In capitalist China, infant death rates among infants are rising again, now that free services have been eliminated. The following cases are from a major U.S. “public” hospital, but they could be from ANY major U.S. “public” hospital.
A 60-year-old man was admitted with a new diagnosis of diabetes. His doctor prescribed insulin and a new diet. Ordinarily, the “Diabetic Teaching Team” (DTT) would then have seen him. The DTT is a group of nurses who go floor to floor, instructing new diabetics how to give themselves the proper dose of insulin, draw their own blood and check their own sugar level. The patient then understands how to manage the disease. But the administration eliminated the DTT two years ago, saying the floor nurses could perform this task. But the floor nurses were already overworked with other new responsibilities, all in the name of cost-cutting and “efficiency.”
After only 24 hours, the patient was sent home where he lived alone. He gave himself insulin as he thought he’d been instructed by the floor nurses. Two days later, his daughter broke into his apartment and found him unconscious. He was rushed to the hospital and into intensive care, diagnosed with dangerously low blood sugar from insulin overdose. He remained in a “persistent vegetative state” (coma) and was sent to a special hospital for long-term care.
A young woman having her first baby did well in labor but had a hard time pushing the baby out. After about 2_ hours, her doctors called for a Cesarean Section, but there were no nurses because a reduced staff was busy handling trauma cases. She pushed for another two hours. When the baby was delivered, it was almost dead and had to be resuscitated. Only time will tell if there was permanent brain damage.

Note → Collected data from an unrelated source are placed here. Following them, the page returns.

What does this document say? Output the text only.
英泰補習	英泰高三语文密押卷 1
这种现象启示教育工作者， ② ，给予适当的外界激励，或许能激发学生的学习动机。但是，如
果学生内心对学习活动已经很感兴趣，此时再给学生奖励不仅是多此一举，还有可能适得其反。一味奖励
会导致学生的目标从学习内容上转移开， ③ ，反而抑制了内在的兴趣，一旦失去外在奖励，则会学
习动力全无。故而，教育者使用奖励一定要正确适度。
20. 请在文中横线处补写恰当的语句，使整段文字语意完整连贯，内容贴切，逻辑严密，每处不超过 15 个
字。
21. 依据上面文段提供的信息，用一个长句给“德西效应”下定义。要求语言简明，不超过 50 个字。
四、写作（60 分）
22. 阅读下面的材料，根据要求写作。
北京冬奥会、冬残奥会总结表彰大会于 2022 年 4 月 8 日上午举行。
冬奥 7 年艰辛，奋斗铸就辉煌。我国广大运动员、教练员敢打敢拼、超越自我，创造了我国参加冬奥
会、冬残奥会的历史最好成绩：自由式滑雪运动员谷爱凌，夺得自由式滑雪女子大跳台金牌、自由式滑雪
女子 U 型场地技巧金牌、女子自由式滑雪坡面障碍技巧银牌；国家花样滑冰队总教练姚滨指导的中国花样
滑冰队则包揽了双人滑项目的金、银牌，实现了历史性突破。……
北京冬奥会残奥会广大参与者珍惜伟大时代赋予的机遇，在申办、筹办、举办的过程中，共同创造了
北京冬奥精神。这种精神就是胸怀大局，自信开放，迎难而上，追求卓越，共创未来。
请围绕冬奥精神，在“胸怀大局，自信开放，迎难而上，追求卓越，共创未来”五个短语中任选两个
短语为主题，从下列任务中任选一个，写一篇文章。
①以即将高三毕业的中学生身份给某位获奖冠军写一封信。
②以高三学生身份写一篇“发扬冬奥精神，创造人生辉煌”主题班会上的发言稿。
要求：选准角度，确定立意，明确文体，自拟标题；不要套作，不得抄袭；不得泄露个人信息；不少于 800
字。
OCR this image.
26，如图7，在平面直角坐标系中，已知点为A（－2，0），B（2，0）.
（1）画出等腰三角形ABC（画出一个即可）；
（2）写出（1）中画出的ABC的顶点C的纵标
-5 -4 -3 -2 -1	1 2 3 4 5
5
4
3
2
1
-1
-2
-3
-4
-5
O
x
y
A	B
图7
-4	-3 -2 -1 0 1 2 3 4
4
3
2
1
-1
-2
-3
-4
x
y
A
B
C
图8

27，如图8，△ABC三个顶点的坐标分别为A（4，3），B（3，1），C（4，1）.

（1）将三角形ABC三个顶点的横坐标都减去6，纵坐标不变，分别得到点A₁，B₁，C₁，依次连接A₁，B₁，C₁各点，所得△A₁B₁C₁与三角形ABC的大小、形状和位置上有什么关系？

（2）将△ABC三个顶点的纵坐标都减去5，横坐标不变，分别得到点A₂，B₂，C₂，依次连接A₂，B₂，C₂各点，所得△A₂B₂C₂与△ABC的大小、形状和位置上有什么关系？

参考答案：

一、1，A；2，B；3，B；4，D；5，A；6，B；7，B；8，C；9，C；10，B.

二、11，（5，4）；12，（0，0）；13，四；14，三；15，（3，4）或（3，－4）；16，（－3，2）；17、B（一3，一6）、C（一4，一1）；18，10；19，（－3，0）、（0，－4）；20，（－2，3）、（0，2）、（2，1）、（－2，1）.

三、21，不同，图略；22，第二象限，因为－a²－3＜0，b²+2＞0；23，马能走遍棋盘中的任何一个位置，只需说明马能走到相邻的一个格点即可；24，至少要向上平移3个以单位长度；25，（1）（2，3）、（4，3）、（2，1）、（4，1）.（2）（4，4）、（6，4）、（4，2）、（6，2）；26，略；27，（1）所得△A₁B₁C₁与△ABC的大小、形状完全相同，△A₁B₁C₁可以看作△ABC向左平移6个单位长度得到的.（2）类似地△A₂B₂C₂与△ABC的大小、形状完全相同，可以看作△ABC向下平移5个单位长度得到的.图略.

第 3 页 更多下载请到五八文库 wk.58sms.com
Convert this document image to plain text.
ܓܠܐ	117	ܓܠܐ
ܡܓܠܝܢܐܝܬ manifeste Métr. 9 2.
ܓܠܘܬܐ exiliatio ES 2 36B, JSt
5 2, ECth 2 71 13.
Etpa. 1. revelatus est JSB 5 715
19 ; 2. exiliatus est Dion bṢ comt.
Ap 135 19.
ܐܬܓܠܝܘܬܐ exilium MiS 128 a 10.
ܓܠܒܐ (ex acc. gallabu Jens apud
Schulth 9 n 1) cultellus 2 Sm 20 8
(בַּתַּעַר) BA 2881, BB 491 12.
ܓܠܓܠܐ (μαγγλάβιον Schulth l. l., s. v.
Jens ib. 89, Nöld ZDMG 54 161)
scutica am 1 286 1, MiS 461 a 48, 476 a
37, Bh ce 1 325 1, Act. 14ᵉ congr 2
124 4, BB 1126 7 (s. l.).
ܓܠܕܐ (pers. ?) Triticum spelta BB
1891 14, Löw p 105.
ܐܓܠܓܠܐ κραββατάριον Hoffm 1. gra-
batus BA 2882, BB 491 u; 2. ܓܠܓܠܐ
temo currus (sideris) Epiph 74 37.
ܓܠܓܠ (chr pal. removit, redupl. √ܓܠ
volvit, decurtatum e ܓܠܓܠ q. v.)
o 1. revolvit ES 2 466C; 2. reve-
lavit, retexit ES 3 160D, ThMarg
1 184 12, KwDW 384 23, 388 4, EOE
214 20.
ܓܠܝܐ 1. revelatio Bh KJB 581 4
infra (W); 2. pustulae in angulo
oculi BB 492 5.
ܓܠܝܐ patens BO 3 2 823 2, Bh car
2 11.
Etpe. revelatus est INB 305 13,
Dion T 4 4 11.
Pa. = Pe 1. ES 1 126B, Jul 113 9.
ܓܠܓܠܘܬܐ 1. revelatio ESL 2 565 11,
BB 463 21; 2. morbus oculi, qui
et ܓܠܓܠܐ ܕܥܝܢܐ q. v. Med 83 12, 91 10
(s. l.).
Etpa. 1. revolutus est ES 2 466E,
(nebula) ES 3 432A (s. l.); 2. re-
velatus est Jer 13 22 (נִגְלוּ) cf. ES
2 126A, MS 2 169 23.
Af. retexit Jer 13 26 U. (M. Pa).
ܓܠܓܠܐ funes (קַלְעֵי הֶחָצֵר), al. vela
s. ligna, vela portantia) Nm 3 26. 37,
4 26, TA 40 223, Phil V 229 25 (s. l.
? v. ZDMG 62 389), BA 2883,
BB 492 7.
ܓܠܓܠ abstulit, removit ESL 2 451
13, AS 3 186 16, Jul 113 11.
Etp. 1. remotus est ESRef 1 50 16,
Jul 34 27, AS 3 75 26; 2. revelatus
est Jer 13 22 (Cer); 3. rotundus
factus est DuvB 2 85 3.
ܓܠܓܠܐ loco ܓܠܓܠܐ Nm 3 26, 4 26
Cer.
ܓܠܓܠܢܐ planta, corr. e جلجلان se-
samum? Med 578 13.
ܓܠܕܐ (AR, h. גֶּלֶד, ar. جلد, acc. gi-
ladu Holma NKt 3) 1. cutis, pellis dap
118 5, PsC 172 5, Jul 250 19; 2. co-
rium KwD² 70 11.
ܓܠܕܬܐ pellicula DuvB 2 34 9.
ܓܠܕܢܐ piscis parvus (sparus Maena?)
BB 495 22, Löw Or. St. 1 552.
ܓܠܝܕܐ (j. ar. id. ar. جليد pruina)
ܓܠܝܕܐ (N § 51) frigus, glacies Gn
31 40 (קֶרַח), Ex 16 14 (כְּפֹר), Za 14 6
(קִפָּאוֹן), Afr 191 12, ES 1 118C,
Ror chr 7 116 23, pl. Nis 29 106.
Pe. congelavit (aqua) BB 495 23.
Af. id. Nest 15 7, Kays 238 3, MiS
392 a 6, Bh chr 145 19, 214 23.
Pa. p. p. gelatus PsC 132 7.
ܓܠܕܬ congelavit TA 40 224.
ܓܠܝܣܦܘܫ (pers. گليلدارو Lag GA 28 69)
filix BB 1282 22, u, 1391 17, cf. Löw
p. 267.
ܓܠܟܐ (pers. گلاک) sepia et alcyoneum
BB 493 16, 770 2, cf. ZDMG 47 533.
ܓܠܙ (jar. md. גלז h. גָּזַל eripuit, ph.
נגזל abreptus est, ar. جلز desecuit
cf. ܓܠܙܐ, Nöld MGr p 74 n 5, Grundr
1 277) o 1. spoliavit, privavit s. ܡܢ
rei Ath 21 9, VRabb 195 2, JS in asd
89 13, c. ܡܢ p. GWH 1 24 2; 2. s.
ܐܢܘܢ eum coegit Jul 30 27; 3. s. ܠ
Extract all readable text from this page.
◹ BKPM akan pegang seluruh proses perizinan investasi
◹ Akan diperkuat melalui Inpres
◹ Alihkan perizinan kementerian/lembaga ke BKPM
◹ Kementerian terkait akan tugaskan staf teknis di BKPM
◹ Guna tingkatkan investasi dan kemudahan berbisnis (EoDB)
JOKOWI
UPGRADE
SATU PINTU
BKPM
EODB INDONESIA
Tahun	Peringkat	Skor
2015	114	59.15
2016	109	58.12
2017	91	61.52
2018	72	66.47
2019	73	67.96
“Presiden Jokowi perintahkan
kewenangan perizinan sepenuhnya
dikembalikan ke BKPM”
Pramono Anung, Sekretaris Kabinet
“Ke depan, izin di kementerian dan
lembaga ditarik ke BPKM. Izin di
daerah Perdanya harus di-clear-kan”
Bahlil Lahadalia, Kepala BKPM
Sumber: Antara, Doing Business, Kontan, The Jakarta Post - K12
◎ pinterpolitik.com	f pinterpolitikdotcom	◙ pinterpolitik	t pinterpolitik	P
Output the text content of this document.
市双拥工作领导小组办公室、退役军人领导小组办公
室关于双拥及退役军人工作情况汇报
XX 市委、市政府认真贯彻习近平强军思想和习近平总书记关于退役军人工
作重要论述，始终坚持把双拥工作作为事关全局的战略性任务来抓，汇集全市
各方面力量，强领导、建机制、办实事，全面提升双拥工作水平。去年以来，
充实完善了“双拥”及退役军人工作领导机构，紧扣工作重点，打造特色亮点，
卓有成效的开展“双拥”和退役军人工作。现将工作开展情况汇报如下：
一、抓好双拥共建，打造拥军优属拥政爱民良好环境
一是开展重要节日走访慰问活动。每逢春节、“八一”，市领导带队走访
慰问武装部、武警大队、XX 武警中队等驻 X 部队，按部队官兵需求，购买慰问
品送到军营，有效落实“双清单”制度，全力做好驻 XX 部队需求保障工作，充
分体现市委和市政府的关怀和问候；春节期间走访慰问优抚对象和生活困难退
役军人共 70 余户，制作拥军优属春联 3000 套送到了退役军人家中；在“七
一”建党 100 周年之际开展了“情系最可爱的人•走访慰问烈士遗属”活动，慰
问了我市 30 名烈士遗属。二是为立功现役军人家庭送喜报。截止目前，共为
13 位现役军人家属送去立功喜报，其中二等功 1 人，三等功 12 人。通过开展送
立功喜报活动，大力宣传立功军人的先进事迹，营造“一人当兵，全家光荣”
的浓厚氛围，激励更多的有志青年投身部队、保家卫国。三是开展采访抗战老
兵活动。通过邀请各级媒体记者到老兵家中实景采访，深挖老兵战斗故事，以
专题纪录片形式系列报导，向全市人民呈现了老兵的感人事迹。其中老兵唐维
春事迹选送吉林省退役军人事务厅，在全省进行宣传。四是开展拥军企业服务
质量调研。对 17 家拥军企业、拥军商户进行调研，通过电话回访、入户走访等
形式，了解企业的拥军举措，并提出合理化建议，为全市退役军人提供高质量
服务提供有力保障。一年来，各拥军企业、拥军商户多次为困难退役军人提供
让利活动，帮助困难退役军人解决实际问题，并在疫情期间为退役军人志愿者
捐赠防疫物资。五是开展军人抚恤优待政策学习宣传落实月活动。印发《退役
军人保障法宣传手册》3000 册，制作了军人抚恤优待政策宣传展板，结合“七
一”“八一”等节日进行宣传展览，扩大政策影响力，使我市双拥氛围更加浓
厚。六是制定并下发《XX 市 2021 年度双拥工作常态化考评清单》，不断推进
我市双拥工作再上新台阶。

A woman was admitted to the maternity unit for evaluation. An HIV test was requested. The special team handling HIV had more patients than it could handle. Her blood was drawn even though the counselors had not spoken to her. She went into labor and delivered her baby. The early discharge program sent her home before doctors discovered she was HIV-positive. She wasn’t notified until she had been home breast-feeding her baby for a week. The risk of her baby being infected with HIV, during delivery or through breast-feeding, and dying of AIDS is over three times what it would have been had the HIV result been known before delivery.
Honest self-criticism, anti-elitism and serving the working class are communist ideas. They reached a pinnacle in Chinese hospitals during the Cultural Revolution in the 1960s. These ideas inspired health care workers around the world.
As fascism develops in the U.S., we see the opposite. Mistakes are covered up. Decisions once made with collective input from nurses, therapists and interns, are now made in a dictatorial style by head doctors. Hospital budgets are cut to the bone and selfish attitudes are pushed.
We must fight hospital bosses who want to remove life-saving services from our patients. We must struggle against the insidious growth of anti-patient and anti-worker attitudes among health professionals. But none of those fights will lead anywhere unless they are connected to the overall fight for working class power. When the workers hold power, “Serve the People” will be the order of the day.